17/11/2018
Sabe gente, eu sempre fui artesã. Desde criancinha quando montava minha tenda na frente de casa, já produzia minhas peças. Essa energia que carrega a transformação sempre moveu meus sonhos.
Depois que me formei trabalhei em um ateliê de pintura em porcelana, ajudei a fundar o Coletivo Flores da Fronteira e atualmente estou com o Tropical Zen há mais de um ano ativo.
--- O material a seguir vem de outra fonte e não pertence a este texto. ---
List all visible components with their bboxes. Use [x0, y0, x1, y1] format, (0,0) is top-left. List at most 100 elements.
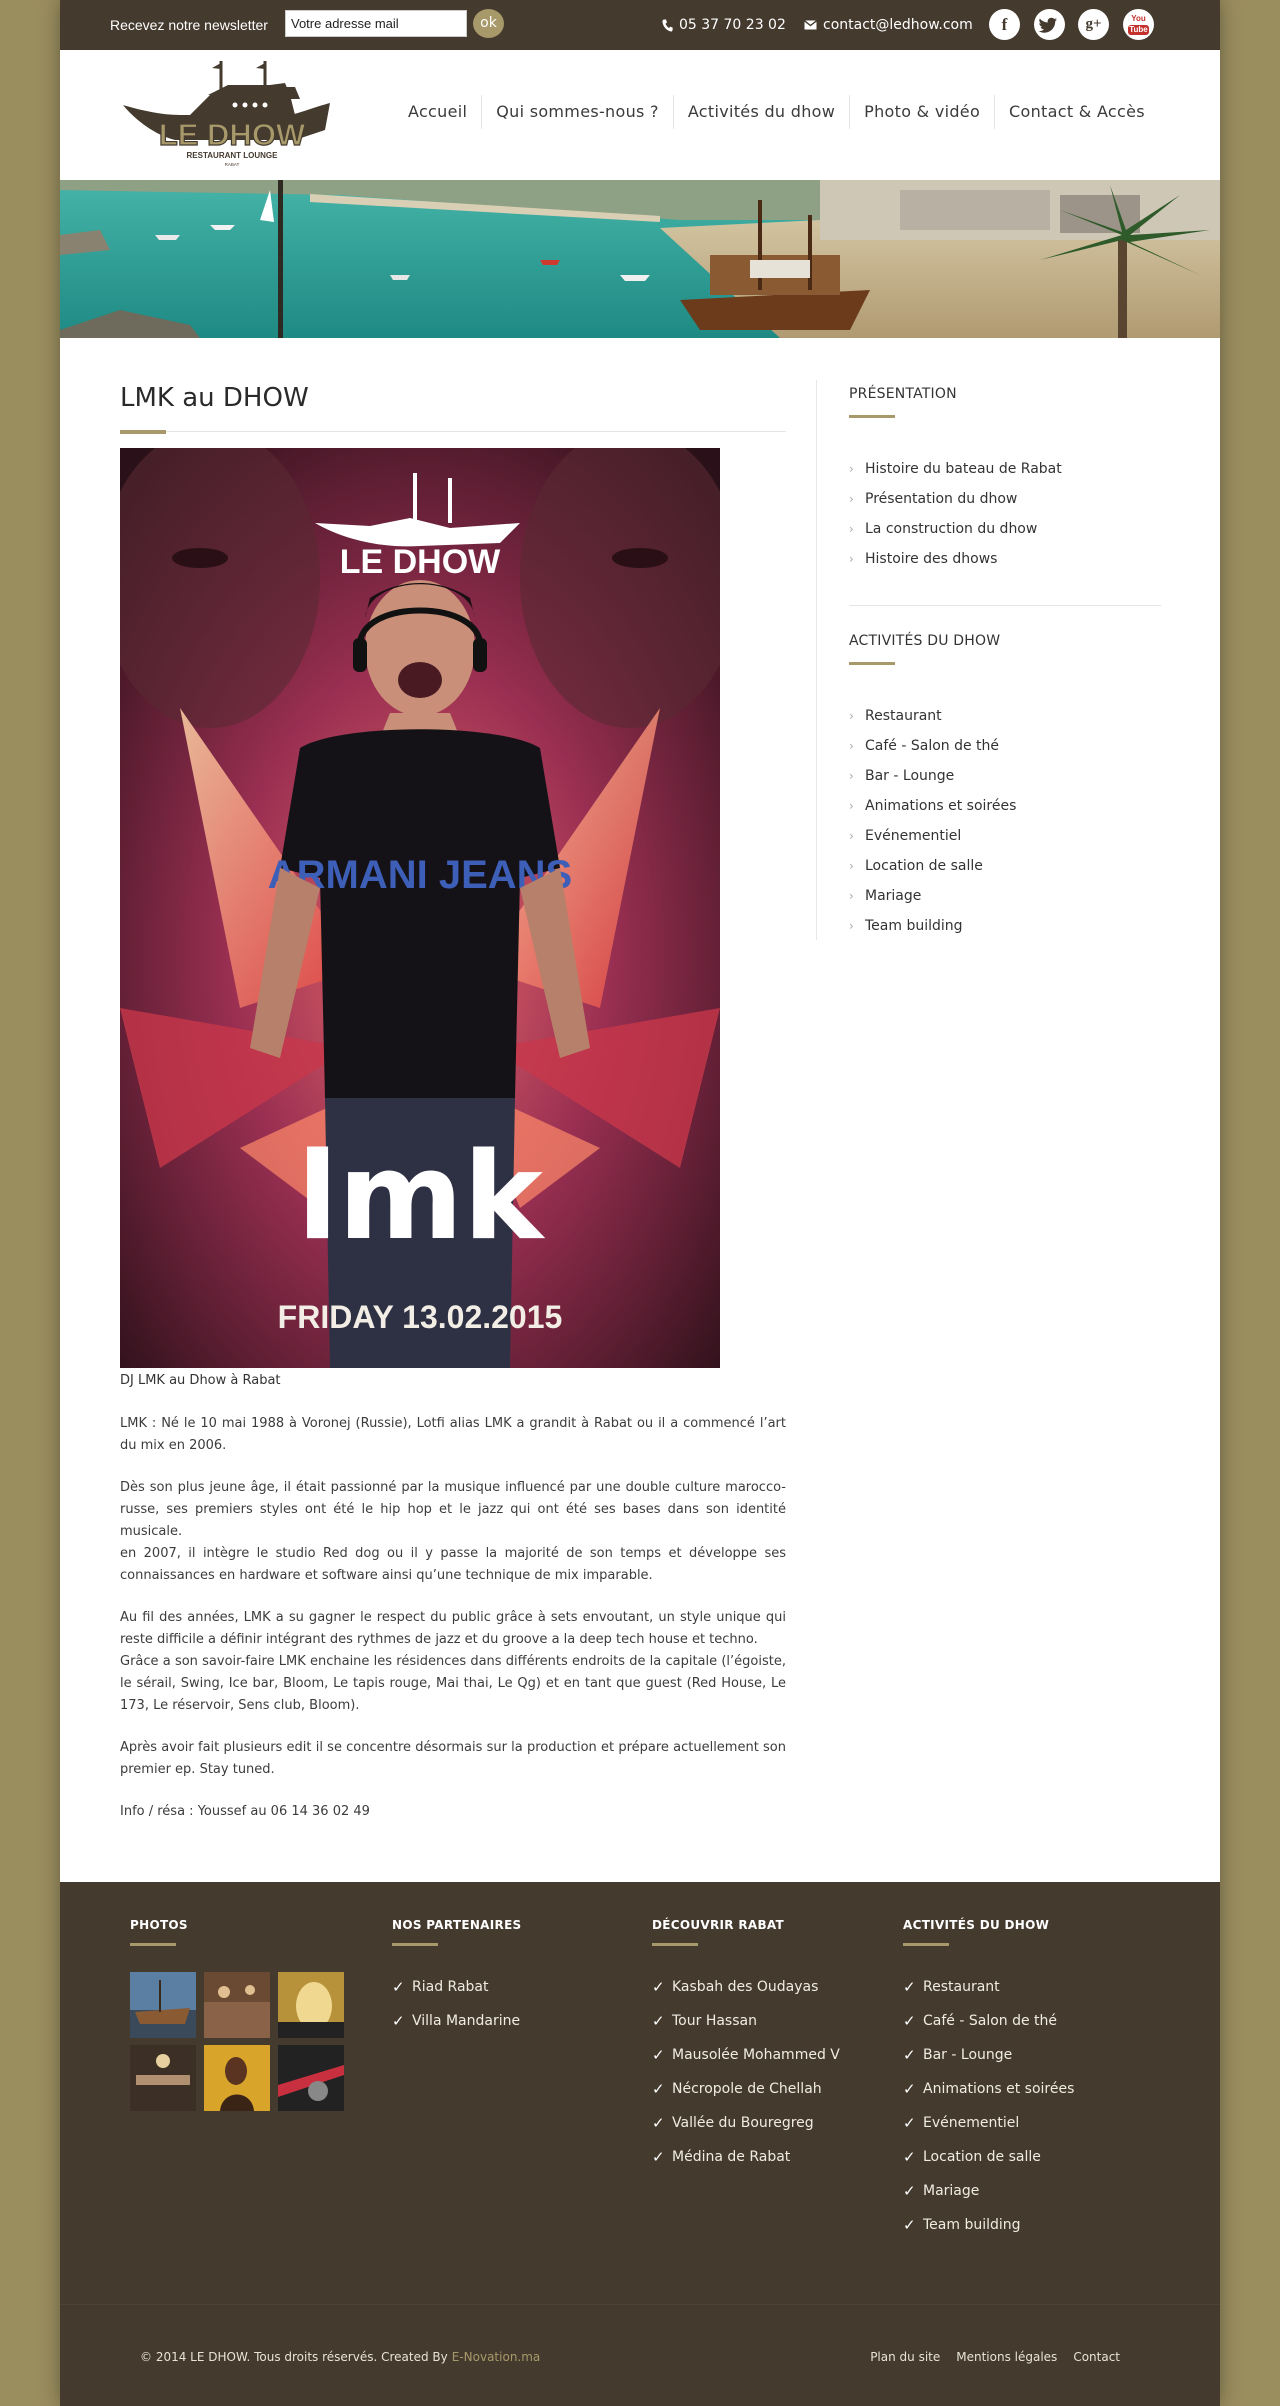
footer-link-bar[interactable]: ✓ Bar - Lounge: [903, 2038, 1074, 2072]
footer-link-contact[interactable]: Contact: [1073, 2350, 1120, 2364]
footer-discover-list: ✓ Kasbah des Oudayas ✓ Tour Hassan ✓ Mausol…: [652, 1970, 840, 2174]
sidebar: Présentation › Histoire du bateau de Raba…: [816, 380, 1161, 941]
footer-link-cafe[interactable]: ✓ Café - Salon de thé: [903, 2004, 1074, 2038]
google-plus-icon[interactable]: g+: [1078, 9, 1109, 40]
footer-photo-thumbnail[interactable]: [278, 1972, 344, 2038]
checkmark-icon: ✓: [652, 2148, 665, 2166]
page-wrapper: Recevez notre newsletter ok 05 37 70 23 …: [60, 0, 1220, 2406]
footer-partners-title: Nos partenaires: [392, 1918, 522, 1932]
footer-photos-title: Photos: [130, 1918, 188, 1932]
checkmark-icon: ✓: [652, 1978, 665, 1996]
sidebar-link-location-salle[interactable]: › Location de salle: [849, 851, 1161, 881]
sidebar-link-histoire-bateau[interactable]: › Histoire du bateau de Rabat: [849, 454, 1161, 484]
chevron-right-icon: ›: [849, 462, 854, 476]
chevron-right-icon: ›: [849, 522, 854, 536]
checkmark-icon: ✓: [652, 2080, 665, 2098]
chevron-right-icon: ›: [849, 552, 854, 566]
le-dhow-logo[interactable]: LE DHOW RESTAURANT LOUNGE RABAT: [120, 55, 340, 175]
footer-link-kasbah[interactable]: ✓ Kasbah des Oudayas: [652, 1970, 840, 2004]
checkmark-icon: ✓: [392, 2012, 405, 2030]
footer-link-mariage[interactable]: ✓ Mariage: [903, 2174, 1074, 2208]
footer-link-chellah[interactable]: ✓ Nécropole de Chellah: [652, 2072, 840, 2106]
footer-link-label: Location de salle: [923, 2149, 1041, 2165]
sidebar-link-restaurant[interactable]: › Restaurant: [849, 701, 1161, 731]
logo-name: LE DHOW: [159, 117, 306, 152]
footer-link-label: Villa Mandarine: [412, 2013, 521, 2029]
sidebar-link-label: Présentation du dhow: [865, 491, 1018, 507]
footer-link-plan-du-site[interactable]: Plan du site: [870, 2350, 940, 2364]
sidebar-link-mariage[interactable]: › Mariage: [849, 881, 1161, 911]
footer-title-rule: [652, 1943, 698, 1946]
sidebar-link-label: Team building: [865, 918, 963, 934]
footer-link-mausolee[interactable]: ✓ Mausolée Mohammed V: [652, 2038, 840, 2072]
envelope-icon: [804, 20, 817, 30]
sidebar-link-construction-dhow[interactable]: › La construction du dhow: [849, 514, 1161, 544]
header-banner-image: [60, 180, 1220, 338]
youtube-you: You: [1131, 14, 1146, 23]
nav-contact-acces[interactable]: Contact & Accès: [995, 95, 1159, 129]
footer-link-animations[interactable]: ✓ Animations et soirées: [903, 2072, 1074, 2106]
sidebar-link-bar[interactable]: › Bar - Lounge: [849, 761, 1161, 791]
sidebar-activities: Activités du dhow › Restaurant › Café - Sa…: [849, 633, 1161, 941]
footer-activities-list: ✓ Restaurant ✓ Café - Salon de thé ✓ Bar - …: [903, 1970, 1074, 2242]
sidebar-link-team-building[interactable]: › Team building: [849, 911, 1161, 941]
footer-link-tour-hassan[interactable]: ✓ Tour Hassan: [652, 2004, 840, 2038]
poster-brand: LE DHOW: [340, 543, 501, 581]
footer-discover: Découvrir Rabat ✓ Kasbah des Oudayas ✓ Tou…: [652, 1918, 840, 2174]
sidebar-divider: [849, 605, 1161, 606]
newsletter-submit-button[interactable]: ok: [473, 9, 504, 38]
footer-link-location-salle[interactable]: ✓ Location de salle: [903, 2140, 1074, 2174]
chevron-right-icon: ›: [849, 919, 854, 933]
footer-photo-thumbnail[interactable]: [130, 1972, 196, 2038]
email-contact[interactable]: contact@ledhow.com: [804, 17, 973, 33]
sidebar-link-animations[interactable]: › Animations et soirées: [849, 791, 1161, 821]
footer-link-label: Nécropole de Chellah: [672, 2081, 822, 2097]
youtube-icon[interactable]: You Tube: [1123, 9, 1154, 40]
sidebar-link-cafe[interactable]: › Café - Salon de thé: [849, 731, 1161, 761]
sidebar-link-histoire-dhows[interactable]: › Histoire des dhows: [849, 544, 1161, 574]
sidebar-link-label: Café - Salon de thé: [865, 738, 1000, 754]
checkmark-icon: ✓: [652, 2046, 665, 2064]
footer-title-rule: [903, 1943, 949, 1946]
checkmark-icon: ✓: [903, 2080, 916, 2098]
footer-legal-links: Plan du site Mentions légales Contact: [870, 2350, 1120, 2364]
chevron-right-icon: ›: [849, 859, 854, 873]
footer-link-evenementiel[interactable]: ✓ Evénementiel: [903, 2106, 1074, 2140]
footer-link-mentions-legales[interactable]: Mentions légales: [956, 2350, 1057, 2364]
nav-qui-sommes-nous[interactable]: Qui sommes-nous ?: [482, 95, 674, 129]
copyright-text: © 2014 LE DHOW. Tous droits réservés. Cr…: [140, 2350, 448, 2364]
footer-link-riad-rabat[interactable]: ✓ Riad Rabat: [392, 1970, 522, 2004]
footer-photo-thumbnail[interactable]: [278, 2045, 344, 2111]
creator-link[interactable]: E-Novation.ma: [452, 2350, 541, 2364]
newsletter-email-input[interactable]: [285, 10, 467, 37]
nav-accueil[interactable]: Accueil: [394, 95, 483, 129]
event-poster-image[interactable]: LE DHOW ARMANI JEANS lmk FRIDAY 13.02.20…: [120, 448, 720, 1368]
article-paragraph-1: LMK : Né le 10 mai 1988 à Voronej (Russi…: [120, 1416, 786, 1453]
footer-link-villa-mandarine[interactable]: ✓ Villa Mandarine: [392, 2004, 522, 2038]
footer-photo-thumbnail[interactable]: [130, 2045, 196, 2111]
sidebar-link-presentation-dhow[interactable]: › Présentation du dhow: [849, 484, 1161, 514]
footer-photo-thumbnail[interactable]: [204, 1972, 270, 2038]
footer-link-label: Tour Hassan: [672, 2013, 757, 2029]
footer-link-team-building[interactable]: ✓ Team building: [903, 2208, 1074, 2242]
sidebar-activities-title: Activités du dhow: [849, 633, 1001, 649]
footer-link-medina[interactable]: ✓ Médina de Rabat: [652, 2140, 840, 2174]
footer-link-bouregreg[interactable]: ✓ Vallée du Bouregreg: [652, 2106, 840, 2140]
nav-activites[interactable]: Activités du dhow: [674, 95, 851, 129]
facebook-icon[interactable]: f: [989, 9, 1020, 40]
article-paragraph-4: Après avoir fait plusieurs edit il se co…: [120, 1740, 786, 1777]
top-bar: Recevez notre newsletter ok 05 37 70 23 …: [60, 0, 1220, 50]
footer-link-restaurant[interactable]: ✓ Restaurant: [903, 1970, 1074, 2004]
sidebar-link-label: Restaurant: [865, 708, 942, 724]
sidebar-link-label: Histoire des dhows: [865, 551, 998, 567]
sidebar-link-evenementiel[interactable]: › Evénementiel: [849, 821, 1161, 851]
footer-link-label: Animations et soirées: [923, 2081, 1075, 2097]
nav-photo-video[interactable]: Photo & vidéo: [850, 95, 996, 129]
phone-contact[interactable]: 05 37 70 23 02: [662, 17, 786, 33]
checkmark-icon: ✓: [903, 1978, 916, 1996]
chevron-right-icon: ›: [849, 739, 854, 753]
footer-photo-thumbnail[interactable]: [204, 2045, 270, 2111]
footer-link-label: Kasbah des Oudayas: [672, 1979, 819, 1995]
logo-tagline: RESTAURANT LOUNGE: [187, 151, 279, 160]
twitter-icon[interactable]: [1034, 9, 1065, 40]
Todo esse blablabla é pra dizer que a partir de agora o Ateliê vai pro modo offline. Não que eu vá parar de produzir, isso é algo inerente a minha alma. Mas vou passar a dedicar meu tempo em busca do ouro perdido que os concurseiros ostentam me tornando uma também.
Veja bem, se tornar mãe, tem sido uma experiência grandiosa em termos de fincar o pé no chão. Na faculdade aprendi que uma criança saudável precisa de rotina e estabilidade e eu rejeitei isso grande parte da minha vida. Sou de água, instável e adaptável. Vou aproveitar minhas casas em capricórnio e seguir em frente sendo um pouco mais raíz, até meu filhx vem com o aviso Touro na certidão. Deixando as desventuras pros versos e livros, me torno outra, nunca sou a mesma e deve ser por isso que a vida conserva a leveza.
Fato é que só temos uma chance de ser a melhor mãe possível pros nossos filhos e eu não tenho como desperdiçar essa chance genuína de ser feliz. Dia a dia esse contrato vai se renovando e não tem como voltar o tempo prai sim darmos o nosso melhor.
Isso não significa que eu não vá errar mas que vou aproveitar cada erro pra transformar em acertos.
Obrigada a quem me apoiou nesses anos dourados, vocês já sabem o que minhas mãos sabem fazer. Fiquem a vontade pra encomendar qualquer coisa quando precisarem.
Obrigada a arte que me manteve serena e feliz e que me ajudou a entender quem eu sou e me mostrou um lado muito lutador e convicto de seguir os sonhos.
Sem o artesanato eu não seria eu, com a psicologia eu serei mãe e com as palavras... já sou.